Du point de vue technique, il ne semble pas qu'il y ait une impossibilité à ce que les grandes cités soient attaquées au moyen de gaz toxiques par la voie des airs ou par les armes à portée de plus en plus longue existant dans l’armement des forces militaires et navales modernes. Il y a, au contraire, des raisons de croire que, dans une guerre future, l'armée aérienne sera beaucoup plus développée que dans la dernière guerre, tant au point de vue du nombre des avions que de leur capacité de transport.

« Quelque condamnable que soit une telle action, il n'y aurait pas de difficultés techniques à ce que les bombes de grande dimension, remplies de gaz toxique, soient jetées sur des centres indispensables à la vie politique ou économique du pays ennemi.

« Le gaz utilisé ne serait pas nécessairement à effet temporaire, puisque le but consisterait à gêner ou détruire le centre d'activité qui serait l'objectif de l'attaque. Le gaz moutarde, par exemple déversé en forte quantité sur de grandes villes, resterait probablement pendant longtemps sur le sol ct pénètrerait graduellement dans les maisons.

« Il faut espérer qu'on trouvera un moyen efficace de protéger les populations civiles contre de tels dangers, mais Il faut admettre que le problème est difficile. La fourniture de masques à une population entière semble être presque impraticable et il reste encore à prouver que les méthodes de protection collective soient efficaces.

« En l'absence de ces moyens et sans indications préalables sur le point d'attaque, toute protection complète est impossible.

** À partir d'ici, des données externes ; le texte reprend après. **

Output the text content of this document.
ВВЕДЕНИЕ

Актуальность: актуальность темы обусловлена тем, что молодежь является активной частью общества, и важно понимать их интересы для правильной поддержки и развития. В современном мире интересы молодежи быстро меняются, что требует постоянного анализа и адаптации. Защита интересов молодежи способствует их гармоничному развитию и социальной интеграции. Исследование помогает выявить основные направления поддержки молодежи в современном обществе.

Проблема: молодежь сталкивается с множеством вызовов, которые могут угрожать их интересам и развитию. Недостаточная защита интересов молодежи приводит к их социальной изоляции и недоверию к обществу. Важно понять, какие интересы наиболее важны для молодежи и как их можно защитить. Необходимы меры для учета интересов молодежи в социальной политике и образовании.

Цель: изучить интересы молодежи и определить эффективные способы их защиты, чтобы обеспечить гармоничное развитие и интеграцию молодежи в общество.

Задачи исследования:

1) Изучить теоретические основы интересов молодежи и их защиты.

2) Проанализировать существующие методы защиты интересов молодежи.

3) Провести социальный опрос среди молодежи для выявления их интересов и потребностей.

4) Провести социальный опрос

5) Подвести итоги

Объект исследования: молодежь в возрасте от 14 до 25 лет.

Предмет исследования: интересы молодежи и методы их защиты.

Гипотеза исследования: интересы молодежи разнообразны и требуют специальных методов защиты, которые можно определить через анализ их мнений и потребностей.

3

De plus, les gaz toxiques lourds demeurent près du sol, même en pleine campagne pendant un temps très long. Dans une ville, il est difficile de dire le temps pendant lequel ils resteraient et persisteraient à constituer un danger.

« On pourrait dire sans doute qu'un tel développement de la guerre serait trop odieux et que la conscience humaine se révolterait contre de pareilles pratiques.

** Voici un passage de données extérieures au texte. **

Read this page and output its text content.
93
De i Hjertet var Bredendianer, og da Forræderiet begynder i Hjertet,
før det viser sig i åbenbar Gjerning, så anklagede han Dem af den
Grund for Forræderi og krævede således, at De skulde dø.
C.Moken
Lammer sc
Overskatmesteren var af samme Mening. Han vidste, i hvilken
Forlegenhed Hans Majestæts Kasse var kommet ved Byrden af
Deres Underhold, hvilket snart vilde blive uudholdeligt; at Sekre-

« Cela est possible, mais étant donné que, dans les guerres modernes telles que la dernière, toute la population d'un pays se trouve plus ou moins directement engagée, il est à craindre que des belligérants peu scrupuleux ne fassent pas de différence entre l'usage de gaz toxiques contre les troupes sur le champ de bataille et l'usage de ces gaz contre les centres qui fournissent à ces troupes les moyens de se battre.

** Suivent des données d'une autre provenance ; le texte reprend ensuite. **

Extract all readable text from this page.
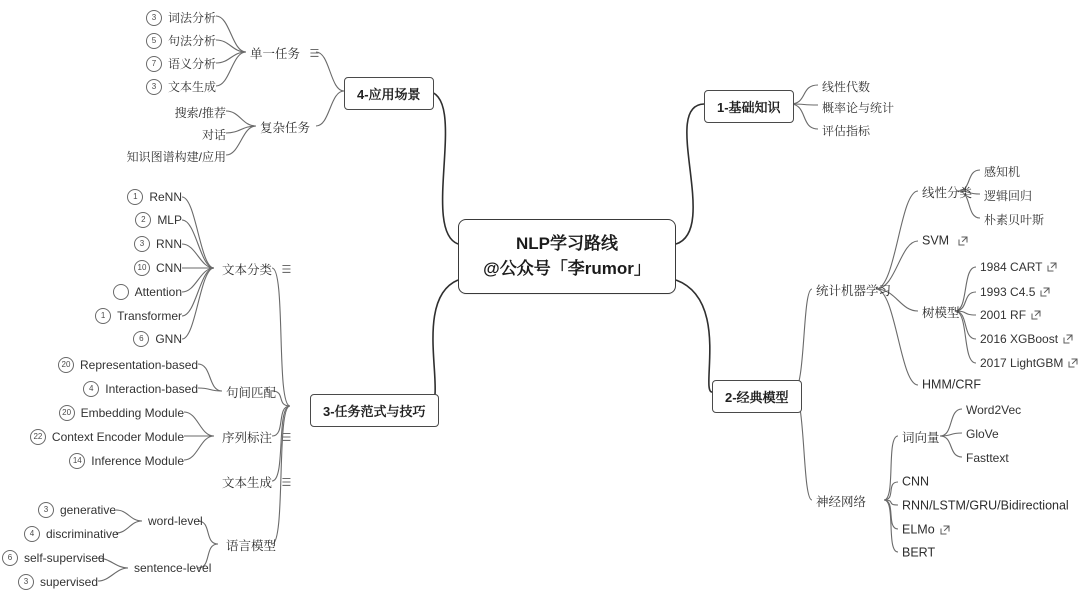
NLP学习路线
@公众号「李rumor」
1-基础知识
线性代数
概率论与统计
评估指标
2-经典模型
统计机器学习
线性分类
感知机
逻辑回归
朴素贝叶斯
SVM
树模型
1984 CART
1993 C4.5
2001 RF
2016 XGBoost
2017 LightGBM
HMM/CRF
神经网络
词向量
Word2Vec
GloVe
Fasttext
CNN
RNN/LSTM/GRU/Bidirectional
ELMo
BERT
3-任务范式与技巧
文本分类 ☰
1 ReNN
2 MLP
3 RNN
10 CNN
Attention
1 Transformer
6 GNN
句间匹配
20 Representation-based
4 Interaction-based
序列标注 ☰
20 Embedding Module
22 Context Encoder Module
14 Inference Module
文本生成 ☰
语言模型
word-level
3 generative
4 discriminative
sentence-level
6 self-supervised
3 supervised
4-应用场景
单一任务 ☰
3 词法分析
5 句法分析
7 语义分析
3 文本生成
复杂任务
搜索/推荐
对话
知识图谱构建/应用
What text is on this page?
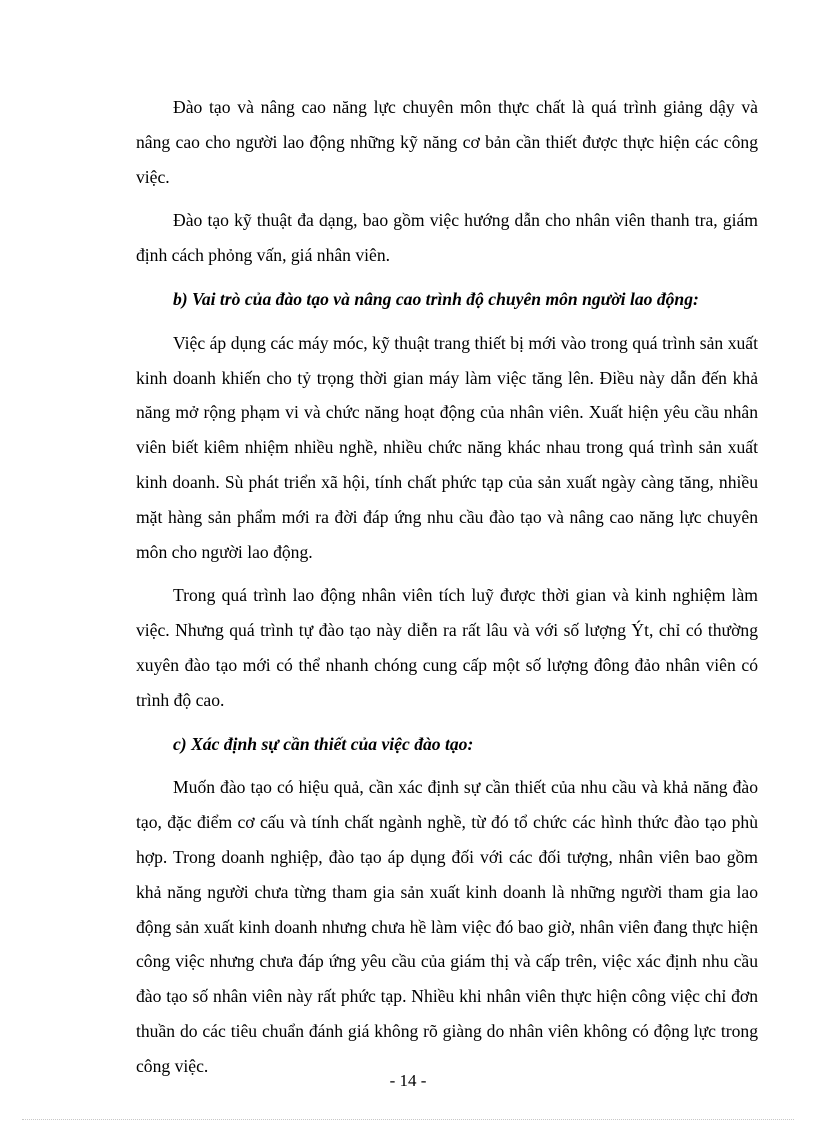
Đào tạo và nâng cao năng lực chuyên môn thực chất là quá trình giảng dậy và nâng cao cho người lao động những kỹ năng cơ bản cần thiết được thực hiện các công việc.

Đào tạo kỹ thuật đa dạng, bao gồm việc hướng dẫn cho nhân viên thanh tra, giám định cách phỏng vấn, giá nhân viên.

b) Vai trò của đào tạo và nâng cao trình độ chuyên môn người lao động:

Việc áp dụng các máy móc, kỹ thuật trang thiết bị mới vào trong quá trình sản xuất kinh doanh khiến cho tỷ trọng thời gian máy làm việc tăng lên. Điều này dẫn đến khả năng mở rộng phạm vi và chức năng hoạt động của nhân viên. Xuất hiện yêu cầu nhân viên biết kiêm nhiệm nhiều nghề, nhiều chức năng khác nhau trong quá trình sản xuất kinh doanh. Sù phát triển xã hội, tính chất phức tạp của sản xuất ngày càng tăng, nhiều mặt hàng sản phẩm mới ra đời đáp ứng nhu cầu đào tạo và nâng cao năng lực chuyên môn cho người lao động.

Trong quá trình lao động nhân viên tích luỹ được thời gian và kinh nghiệm làm việc. Nhưng quá trình tự đào tạo này diễn ra rất lâu và với số lượng Ýt, chỉ có thường xuyên đào tạo mới có thể nhanh chóng cung cấp một số lượng đông đảo nhân viên có trình độ cao.

c) Xác định sự cần thiết của việc đào tạo:

Muốn đào tạo có hiệu quả, cần xác định sự cần thiết của nhu cầu và khả năng đào tạo, đặc điểm cơ cấu và tính chất ngành nghề, từ đó tổ chức các hình thức đào tạo phù hợp. Trong doanh nghiệp, đào tạo áp dụng đối với các đối tượng, nhân viên bao gồm khả năng người chưa từng tham gia sản xuất kinh doanh là những người tham gia lao động sản xuất kinh doanh nhưng chưa hề làm việc đó bao giờ, nhân viên đang thực hiện công việc nhưng chưa đáp ứng yêu cầu của giám thị và cấp trên, việc xác định nhu cầu đào tạo số nhân viên này rất phức tạp. Nhiều khi nhân viên thực hiện công việc chỉ đơn thuần do các tiêu chuẩn đánh giá không rõ giàng do nhân viên không có động lực trong công việc.

- 14 -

« En conclusion : constatant, d'une part, les applications de plus en plus nombreuses et variées de la science à la guerre, observant d'autre part, que le véritable danger,- danger de mort - pour une nation serait de s'endormir confiante en des conventions internationales, pour se réveiller sans protection contre une arme nouvelle, il paraît à la Commission essentiel que les peuples sachent quelle terrible menace est ainsi suspendue sur eux ».

Nous avons tenu à reproduire ce texte en son entier, car il est, dans son ensemble, non seulement un avertissement pour les peuples, mais aussi une preuve de l'impuissance dans laquelle se trouve, en 1927, cette fameuse Société des Nations, à écarter les conflits entre nations. Et de plus cet exposé nous éclaire lumineusement sur le désarmement. On comprend pourquoi certaines grandes nations ne se refusent pas à réduire leurs effectifs militaires, à détruire certaines vieilles unités navales, ne se trouvant plus en rapport avec 1es besoins de la guerre moderne, tout en s'organisant puissamment dans l'attente de nouvelles hécatombes.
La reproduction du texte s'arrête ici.